Children of all ages have epilepsy and most attend school every day. As a parent or caregiver, you play a key role in providing your child’s teachers and other school staff with the information they need to create a safe and supportive learning environment where your child can thrive.
Sharing Information with Your Child’s School
Work with your school to make sure teachers and other school staff know what to do when a seizure occurs. It is important that every student with seizures has a Seizure Action Plan. This plan should be provided to all administrative staff and teachers at the school. Many schools have a form for students with special health care needs, sometimes called the “Individual Health Plan,” which can used as the Seizure Action Plan.
What’s included in a Seizure Action Plan?
The seizure action plan should be reviewed and signed by your child’s doctor and should include the following information:
- Detailed information about your child’s epilepsy.
- What to do if your child has a seizure at school or on the bus.
- A list of anti-seizure medications that your child currently is taking, including how and when the medications are given, and any side effects.

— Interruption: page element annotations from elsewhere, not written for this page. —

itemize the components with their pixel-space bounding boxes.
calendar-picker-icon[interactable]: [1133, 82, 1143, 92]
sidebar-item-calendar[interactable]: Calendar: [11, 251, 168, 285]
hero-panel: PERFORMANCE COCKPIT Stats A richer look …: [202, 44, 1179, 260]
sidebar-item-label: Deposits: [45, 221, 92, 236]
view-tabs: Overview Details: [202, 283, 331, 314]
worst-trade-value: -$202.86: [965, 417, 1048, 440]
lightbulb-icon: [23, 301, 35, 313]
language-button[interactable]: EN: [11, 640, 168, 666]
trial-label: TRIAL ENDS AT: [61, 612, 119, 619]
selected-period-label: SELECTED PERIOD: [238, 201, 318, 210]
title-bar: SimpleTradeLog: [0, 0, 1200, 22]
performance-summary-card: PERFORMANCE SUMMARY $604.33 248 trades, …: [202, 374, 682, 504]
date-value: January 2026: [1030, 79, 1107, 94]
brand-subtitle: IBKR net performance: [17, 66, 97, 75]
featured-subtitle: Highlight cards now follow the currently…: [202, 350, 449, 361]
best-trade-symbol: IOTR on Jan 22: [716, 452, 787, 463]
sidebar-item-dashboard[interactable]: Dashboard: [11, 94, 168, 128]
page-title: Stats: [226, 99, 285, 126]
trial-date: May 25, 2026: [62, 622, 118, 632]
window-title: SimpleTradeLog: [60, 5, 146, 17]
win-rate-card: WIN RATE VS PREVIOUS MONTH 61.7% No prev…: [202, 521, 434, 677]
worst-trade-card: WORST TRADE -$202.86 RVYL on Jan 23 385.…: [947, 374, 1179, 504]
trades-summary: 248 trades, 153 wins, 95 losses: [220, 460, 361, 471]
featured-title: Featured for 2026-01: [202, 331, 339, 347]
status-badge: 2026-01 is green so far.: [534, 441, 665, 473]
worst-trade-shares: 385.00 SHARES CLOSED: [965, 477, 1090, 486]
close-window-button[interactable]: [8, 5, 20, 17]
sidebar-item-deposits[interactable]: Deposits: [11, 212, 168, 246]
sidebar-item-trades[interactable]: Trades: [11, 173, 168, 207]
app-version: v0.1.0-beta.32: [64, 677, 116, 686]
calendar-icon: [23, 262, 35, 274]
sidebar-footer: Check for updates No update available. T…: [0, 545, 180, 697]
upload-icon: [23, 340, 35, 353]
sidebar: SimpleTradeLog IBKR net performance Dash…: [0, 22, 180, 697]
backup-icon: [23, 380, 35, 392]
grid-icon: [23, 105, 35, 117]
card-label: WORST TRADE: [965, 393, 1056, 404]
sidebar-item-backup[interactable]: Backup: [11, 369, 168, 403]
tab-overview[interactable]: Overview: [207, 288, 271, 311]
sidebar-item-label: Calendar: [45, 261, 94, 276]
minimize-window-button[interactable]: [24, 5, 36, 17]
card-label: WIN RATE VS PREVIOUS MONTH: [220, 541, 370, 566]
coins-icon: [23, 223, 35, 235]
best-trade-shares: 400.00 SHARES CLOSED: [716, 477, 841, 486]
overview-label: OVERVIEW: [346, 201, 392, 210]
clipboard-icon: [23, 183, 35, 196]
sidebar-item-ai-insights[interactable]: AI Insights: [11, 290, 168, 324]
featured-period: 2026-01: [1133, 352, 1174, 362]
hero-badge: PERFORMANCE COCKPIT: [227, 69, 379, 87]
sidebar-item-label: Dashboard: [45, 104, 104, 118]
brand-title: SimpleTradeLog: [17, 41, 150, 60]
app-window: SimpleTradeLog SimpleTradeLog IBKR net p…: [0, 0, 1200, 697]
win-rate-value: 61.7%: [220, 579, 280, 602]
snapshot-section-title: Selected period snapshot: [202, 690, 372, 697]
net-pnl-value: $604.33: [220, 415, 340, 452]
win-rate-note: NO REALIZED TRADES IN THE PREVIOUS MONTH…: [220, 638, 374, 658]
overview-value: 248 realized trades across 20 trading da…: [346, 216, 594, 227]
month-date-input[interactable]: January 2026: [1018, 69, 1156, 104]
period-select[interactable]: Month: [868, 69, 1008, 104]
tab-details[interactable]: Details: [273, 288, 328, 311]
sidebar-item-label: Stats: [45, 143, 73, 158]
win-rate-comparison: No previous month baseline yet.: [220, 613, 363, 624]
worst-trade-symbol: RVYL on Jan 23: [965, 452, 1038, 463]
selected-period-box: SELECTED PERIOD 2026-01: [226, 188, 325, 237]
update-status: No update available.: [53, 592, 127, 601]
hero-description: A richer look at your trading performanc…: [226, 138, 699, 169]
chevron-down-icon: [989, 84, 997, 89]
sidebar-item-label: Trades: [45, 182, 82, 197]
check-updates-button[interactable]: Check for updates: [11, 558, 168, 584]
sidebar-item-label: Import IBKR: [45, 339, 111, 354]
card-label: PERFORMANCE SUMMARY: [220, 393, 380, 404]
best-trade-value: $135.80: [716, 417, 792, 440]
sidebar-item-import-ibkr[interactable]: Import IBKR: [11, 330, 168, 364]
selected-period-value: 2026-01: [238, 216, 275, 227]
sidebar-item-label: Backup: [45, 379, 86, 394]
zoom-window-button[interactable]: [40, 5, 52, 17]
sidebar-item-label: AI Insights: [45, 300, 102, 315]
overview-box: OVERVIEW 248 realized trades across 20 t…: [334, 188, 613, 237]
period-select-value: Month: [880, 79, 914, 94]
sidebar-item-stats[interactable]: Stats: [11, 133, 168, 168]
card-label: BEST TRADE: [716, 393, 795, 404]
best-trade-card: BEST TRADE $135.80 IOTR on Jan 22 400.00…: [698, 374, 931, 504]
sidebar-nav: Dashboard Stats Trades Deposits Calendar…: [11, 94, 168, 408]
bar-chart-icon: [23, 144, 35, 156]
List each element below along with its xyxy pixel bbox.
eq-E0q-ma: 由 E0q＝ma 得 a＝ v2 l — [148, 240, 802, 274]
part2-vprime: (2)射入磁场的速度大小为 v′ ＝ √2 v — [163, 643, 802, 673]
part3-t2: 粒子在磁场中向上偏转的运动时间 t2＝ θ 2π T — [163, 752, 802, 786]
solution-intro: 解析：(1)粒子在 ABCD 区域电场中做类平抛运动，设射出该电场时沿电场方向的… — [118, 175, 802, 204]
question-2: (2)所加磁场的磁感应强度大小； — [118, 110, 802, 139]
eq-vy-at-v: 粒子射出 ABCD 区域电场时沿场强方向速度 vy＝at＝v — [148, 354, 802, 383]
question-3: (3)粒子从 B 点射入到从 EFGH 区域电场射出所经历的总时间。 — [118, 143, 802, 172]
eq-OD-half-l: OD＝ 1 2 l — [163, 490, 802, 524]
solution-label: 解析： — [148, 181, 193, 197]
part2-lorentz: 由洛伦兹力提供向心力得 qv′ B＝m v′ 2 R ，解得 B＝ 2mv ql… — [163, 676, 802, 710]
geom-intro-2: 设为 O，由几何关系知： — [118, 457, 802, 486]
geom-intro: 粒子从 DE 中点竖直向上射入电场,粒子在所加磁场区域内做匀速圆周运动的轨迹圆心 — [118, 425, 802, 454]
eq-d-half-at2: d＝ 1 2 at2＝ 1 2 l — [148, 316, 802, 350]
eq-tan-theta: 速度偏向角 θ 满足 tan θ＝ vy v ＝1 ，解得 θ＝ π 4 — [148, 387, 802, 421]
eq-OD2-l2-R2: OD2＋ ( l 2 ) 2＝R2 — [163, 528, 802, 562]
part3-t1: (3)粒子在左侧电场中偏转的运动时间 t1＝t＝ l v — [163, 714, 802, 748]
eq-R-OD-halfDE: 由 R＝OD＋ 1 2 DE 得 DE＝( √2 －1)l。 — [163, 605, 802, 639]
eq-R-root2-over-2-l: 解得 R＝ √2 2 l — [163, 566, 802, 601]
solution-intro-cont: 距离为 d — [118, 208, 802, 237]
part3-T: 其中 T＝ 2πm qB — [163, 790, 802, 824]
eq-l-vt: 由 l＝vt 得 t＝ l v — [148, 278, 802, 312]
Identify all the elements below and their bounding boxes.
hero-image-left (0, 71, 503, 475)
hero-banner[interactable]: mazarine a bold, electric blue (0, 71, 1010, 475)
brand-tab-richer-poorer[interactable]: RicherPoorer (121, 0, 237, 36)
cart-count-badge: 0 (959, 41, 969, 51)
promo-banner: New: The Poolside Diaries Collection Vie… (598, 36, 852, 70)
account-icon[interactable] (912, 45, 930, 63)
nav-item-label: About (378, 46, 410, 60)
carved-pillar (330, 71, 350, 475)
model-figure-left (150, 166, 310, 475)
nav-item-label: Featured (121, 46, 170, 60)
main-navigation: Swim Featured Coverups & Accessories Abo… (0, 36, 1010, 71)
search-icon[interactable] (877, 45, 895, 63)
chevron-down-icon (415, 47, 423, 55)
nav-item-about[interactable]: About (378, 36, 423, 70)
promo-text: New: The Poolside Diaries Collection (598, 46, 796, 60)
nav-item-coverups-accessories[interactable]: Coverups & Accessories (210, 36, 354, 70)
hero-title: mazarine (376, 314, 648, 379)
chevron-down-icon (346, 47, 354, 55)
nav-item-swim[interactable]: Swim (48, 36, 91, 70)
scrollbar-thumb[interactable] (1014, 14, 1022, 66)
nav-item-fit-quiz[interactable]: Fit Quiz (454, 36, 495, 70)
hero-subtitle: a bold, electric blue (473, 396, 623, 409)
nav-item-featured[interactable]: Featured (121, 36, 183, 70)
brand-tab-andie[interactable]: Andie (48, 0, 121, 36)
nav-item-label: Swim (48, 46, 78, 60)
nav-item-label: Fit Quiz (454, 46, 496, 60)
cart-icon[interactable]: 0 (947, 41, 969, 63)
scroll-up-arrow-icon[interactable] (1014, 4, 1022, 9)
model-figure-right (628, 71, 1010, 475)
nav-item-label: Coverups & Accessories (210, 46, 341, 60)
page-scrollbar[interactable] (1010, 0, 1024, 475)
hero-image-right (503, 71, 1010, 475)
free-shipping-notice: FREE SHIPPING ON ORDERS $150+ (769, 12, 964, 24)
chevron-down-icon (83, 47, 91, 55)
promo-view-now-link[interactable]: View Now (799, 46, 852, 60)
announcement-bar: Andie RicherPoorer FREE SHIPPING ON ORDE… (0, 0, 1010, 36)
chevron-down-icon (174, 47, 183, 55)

- Special instructions for the use of rescue medications, used in the case of an emergency, should also be included. If your child has a vagus nerve stimulator (VNS), then instructions on how to use the VNS magnet should also be included.
- A clear definition of what constitutes an emergency for your child, and what the school should do if one occurs.
What else is important to do if your child is using a Seizure Action Plan?
- Review and update the plan regularly. It is especially important to update when the medications change or dosages are increased or decreased.
- Make sure your child can take medicine at school. This might mean talking to the school nurse or another school official about how to give the medication.
- Ensure that the Seizure Action Plan information is also available during school activities that may occur outside of school hours or off school property, such as bus rides, field trips, or sporting events.
Educating Your Child’s Classmates
It can be frightening for students to witness a seizure. Educating your child’s classmates early on about proper seizure first aid and epilepsy can reduce stigma, decrease fear, and improve the overall acceptance of your child. Start by having a conversation with your child about his or her seizures. Explore when, where, and how to tell others about his or her epilepsy. Every situation and every child will be different, so doing some role playing and discussing how people might react can be helpful. Here are some suggestions about how to inform others:
- Consider reaching out to school staff to explore educating your child’s classmates. Keep your child involved in the education process, too. There are many educational programs and tools available to help teachers create a basic epilepsy program.
- Be a special guest/presenter for the day.
- Visit the Epilepsy Foundation’s Public Awareness page for information and ideas on talking about epilepsy, as well as a curriculum for training middle school and high school students.
- Reach out to a local Epilepsy Foundation. Every Foundation affiliate has turnkey educational programs to train students. Foundation staff can assist in the training, too.
|Avoiding Bullying and DiscriminationAll children can experience bullying and discrimination in some form. However, those with epilepsy can be an easy target. If you suspect your child is the victim of bullying or discrimination, contact the school to discuss it further.|
Getting to Know Your Child’s School and the Staff
Take the opportunity to connect and build partnerships with school staff, volunteers, and other parents. Here are some ideas on how to form those relationships:
- Talk with your child’s teachers and other school staff about epilepsy and explain what happens when your child has a seizure.
- Join and volunteer to help within parent-teacher organizations.
- Volunteer to assist at school functions, class parties, etc.
- Become familiar with the school policies and the school handbook.
- Organize meetings with teachers, nursing staff, lunchroom staff, bus drivers, etc.
Like all children, those with epilepsy also need to become familiar with each person in the school that they will interact with, such as the school nurse, principal, etc. This is especially important as they grow older and begin taking more responsibility for their health care needs.
Preparing for Seizure Emergencies at School
Emergencies can happen when your child is in school, and it is important to make sure everyone is prepared. Here’s how to prepare your child and the school for a seizure emergency:
- Research school and district regulations.
- Talk with the school nurse about how emergencies can best be handled.
- Develop an emergency plan as part of your child’s seizure action plan.
- Keep contact information current.
- Share the plan with all school staff and volunteers (e.g., teachers, recess supervisors, physical education teachers, library staff, lunchroom supervisors, field trip chaperones, or after school activity staff.)
|Knowing Your Child’s RightsMost schools must follow the Americans with Disabilities Act (ADA) and provide “reasonable accommodations” if your child has special needs. Other laws, like Section 504 of the Rehabilitation Act of 1973 and the Individuals with Disabilities in Education Act (IDEA), might also apply if your child has special physical or learning challenges.Be on the lookout for learning problems or challenging behaviors in your child. Know that you can seek help from the school counselor or request a psychoeducational evaluation from the school psychologist if you feel your child is not performing well.|
Helping Your Child Thrive
Remember that your child is more like other students than different. One of your roles as a parent is to help them thrive in their school setting with confidence and a belief that they can reach any goal they set for themselves. This is best done by educating and preparing the school to meet their needs and building your child’s or youth’s capacity to eventually manage their needs when you are not around.